Psychology Ph.D. Dissertations


Bringing Situational Judgement Tests to the 21st Century: Scoring of Situational Judgement Tests Using Item Response Theory

Date of Award


Document Type


Degree Name

Doctor of Philosophy (Ph.D.)



First Advisor

Michael Zickar (Advisor)

Second Advisor

Hyeyoung Bang (Other)

Third Advisor

Joshua Grubbs (Committee Member)

Fourth Advisor

Samuel McAbee (Committee Member)


Situational judgement tests (SJTs) became popular selection instruments in the last three decades, due to their predictive validity, small subgroup differences, and high face validity. However, although SJTs have made a significant progress in the last century, there still remains a construct problem – it is not sure whether SJTs are a construct or a measurement method. In addition, almost in parallel to the advancement of SJTs, a new theory for scoring and testing has been developed – item response theory (IRT). IRT offers researchers and practitioners flexible models that fit various types of data and can be used to score tests and questionnaires and to learn about their psychometric qualities. In addition, some IRT models offer us a unique method to score multidimensional tests, which assess more than one construct. This study attempts to apply different IRT models to a leadership SJT in order to answer two main questions: one, is SJT a construct or a measurement method? And two, can IRT-based scoring benefit us in terms of validity and reducing subgroup differences over the classical scoring approaches? These questions were tested on three samples of Israeli soldiers who went through a selection process for officers’ training school and had to take a leadership SJT as part of it.

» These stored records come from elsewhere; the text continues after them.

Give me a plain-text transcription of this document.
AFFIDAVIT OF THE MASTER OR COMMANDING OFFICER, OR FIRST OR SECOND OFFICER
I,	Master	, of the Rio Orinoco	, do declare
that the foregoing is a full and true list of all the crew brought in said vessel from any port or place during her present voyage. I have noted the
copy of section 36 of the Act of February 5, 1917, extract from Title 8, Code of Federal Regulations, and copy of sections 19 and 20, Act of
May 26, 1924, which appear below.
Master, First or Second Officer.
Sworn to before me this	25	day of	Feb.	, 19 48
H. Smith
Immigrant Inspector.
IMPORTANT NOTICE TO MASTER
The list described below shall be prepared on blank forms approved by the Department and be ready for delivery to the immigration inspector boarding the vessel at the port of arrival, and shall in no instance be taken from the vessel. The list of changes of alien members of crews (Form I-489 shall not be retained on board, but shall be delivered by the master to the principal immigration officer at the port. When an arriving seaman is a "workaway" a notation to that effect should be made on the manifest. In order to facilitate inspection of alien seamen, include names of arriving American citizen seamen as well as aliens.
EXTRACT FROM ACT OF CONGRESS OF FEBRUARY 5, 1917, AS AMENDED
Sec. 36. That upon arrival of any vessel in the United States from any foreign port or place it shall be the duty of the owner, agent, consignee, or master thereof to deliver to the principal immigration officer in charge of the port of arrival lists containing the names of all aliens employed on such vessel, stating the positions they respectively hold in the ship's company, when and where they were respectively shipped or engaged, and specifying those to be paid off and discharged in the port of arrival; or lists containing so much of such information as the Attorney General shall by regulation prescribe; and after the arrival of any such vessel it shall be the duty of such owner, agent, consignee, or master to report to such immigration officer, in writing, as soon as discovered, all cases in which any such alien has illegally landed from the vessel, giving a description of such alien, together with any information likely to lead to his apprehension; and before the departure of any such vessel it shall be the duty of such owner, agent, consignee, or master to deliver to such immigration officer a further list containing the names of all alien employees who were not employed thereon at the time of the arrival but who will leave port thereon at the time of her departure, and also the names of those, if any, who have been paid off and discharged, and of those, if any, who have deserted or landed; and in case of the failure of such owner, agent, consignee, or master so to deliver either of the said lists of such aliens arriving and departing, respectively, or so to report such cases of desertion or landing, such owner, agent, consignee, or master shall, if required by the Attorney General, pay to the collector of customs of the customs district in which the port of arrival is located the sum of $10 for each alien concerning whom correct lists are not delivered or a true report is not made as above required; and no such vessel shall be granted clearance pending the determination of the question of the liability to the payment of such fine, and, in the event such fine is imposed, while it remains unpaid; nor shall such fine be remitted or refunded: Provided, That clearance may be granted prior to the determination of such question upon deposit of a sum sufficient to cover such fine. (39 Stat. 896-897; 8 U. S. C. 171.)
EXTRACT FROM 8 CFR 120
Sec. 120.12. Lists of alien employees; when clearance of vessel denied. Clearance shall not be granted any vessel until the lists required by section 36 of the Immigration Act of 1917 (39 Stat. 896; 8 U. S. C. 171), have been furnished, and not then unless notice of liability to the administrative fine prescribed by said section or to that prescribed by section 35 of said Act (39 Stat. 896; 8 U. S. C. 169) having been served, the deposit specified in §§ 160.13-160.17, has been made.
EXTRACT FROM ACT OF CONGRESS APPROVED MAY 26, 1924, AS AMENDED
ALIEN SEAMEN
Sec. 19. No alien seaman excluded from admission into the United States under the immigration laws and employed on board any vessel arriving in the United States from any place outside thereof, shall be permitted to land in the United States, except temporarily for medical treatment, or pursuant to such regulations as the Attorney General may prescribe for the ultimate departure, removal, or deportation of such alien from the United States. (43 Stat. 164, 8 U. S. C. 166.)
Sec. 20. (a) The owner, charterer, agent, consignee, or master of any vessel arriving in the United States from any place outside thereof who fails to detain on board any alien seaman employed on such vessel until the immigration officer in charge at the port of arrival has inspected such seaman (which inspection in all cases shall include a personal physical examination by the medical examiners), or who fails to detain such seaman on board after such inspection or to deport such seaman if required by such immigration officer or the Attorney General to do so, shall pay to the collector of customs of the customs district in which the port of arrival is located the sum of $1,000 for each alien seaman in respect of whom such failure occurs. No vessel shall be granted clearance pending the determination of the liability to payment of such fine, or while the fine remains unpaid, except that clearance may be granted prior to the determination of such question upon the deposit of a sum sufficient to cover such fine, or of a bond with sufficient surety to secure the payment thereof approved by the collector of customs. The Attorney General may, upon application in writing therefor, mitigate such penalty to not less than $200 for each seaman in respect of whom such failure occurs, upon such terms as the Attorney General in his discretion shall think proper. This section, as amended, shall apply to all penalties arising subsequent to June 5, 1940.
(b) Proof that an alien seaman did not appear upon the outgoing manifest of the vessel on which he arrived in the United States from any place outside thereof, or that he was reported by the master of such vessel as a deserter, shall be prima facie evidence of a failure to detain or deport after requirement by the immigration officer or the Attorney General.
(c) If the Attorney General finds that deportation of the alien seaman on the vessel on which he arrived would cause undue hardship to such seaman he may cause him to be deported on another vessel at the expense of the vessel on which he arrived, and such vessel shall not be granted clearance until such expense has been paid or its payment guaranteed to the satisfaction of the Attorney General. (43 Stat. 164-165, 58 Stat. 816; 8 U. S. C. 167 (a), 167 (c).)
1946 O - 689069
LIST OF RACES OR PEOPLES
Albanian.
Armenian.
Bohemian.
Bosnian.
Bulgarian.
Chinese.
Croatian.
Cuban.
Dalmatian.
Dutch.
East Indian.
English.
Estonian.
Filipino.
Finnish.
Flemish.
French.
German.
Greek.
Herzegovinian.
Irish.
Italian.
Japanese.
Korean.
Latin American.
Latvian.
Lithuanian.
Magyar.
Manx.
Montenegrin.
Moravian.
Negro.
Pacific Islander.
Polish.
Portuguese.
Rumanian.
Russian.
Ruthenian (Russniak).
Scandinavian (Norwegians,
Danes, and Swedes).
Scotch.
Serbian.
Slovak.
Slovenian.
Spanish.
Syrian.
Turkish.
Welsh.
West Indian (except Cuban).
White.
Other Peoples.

The results of this study suggest that the picture is more complicated than it was originally thought. It appears that IRT has value over classical test theory (CTT) only for some samples, whereas CTT has more value in other samples. In regard to the construct vs. measurement method debate, it appears that multidimensional IRT models better fit the SJT that was used in this study, a testimony that sides with the SJT as a measurement method camp. Future research and limitations are discussed at the end of the manuscript.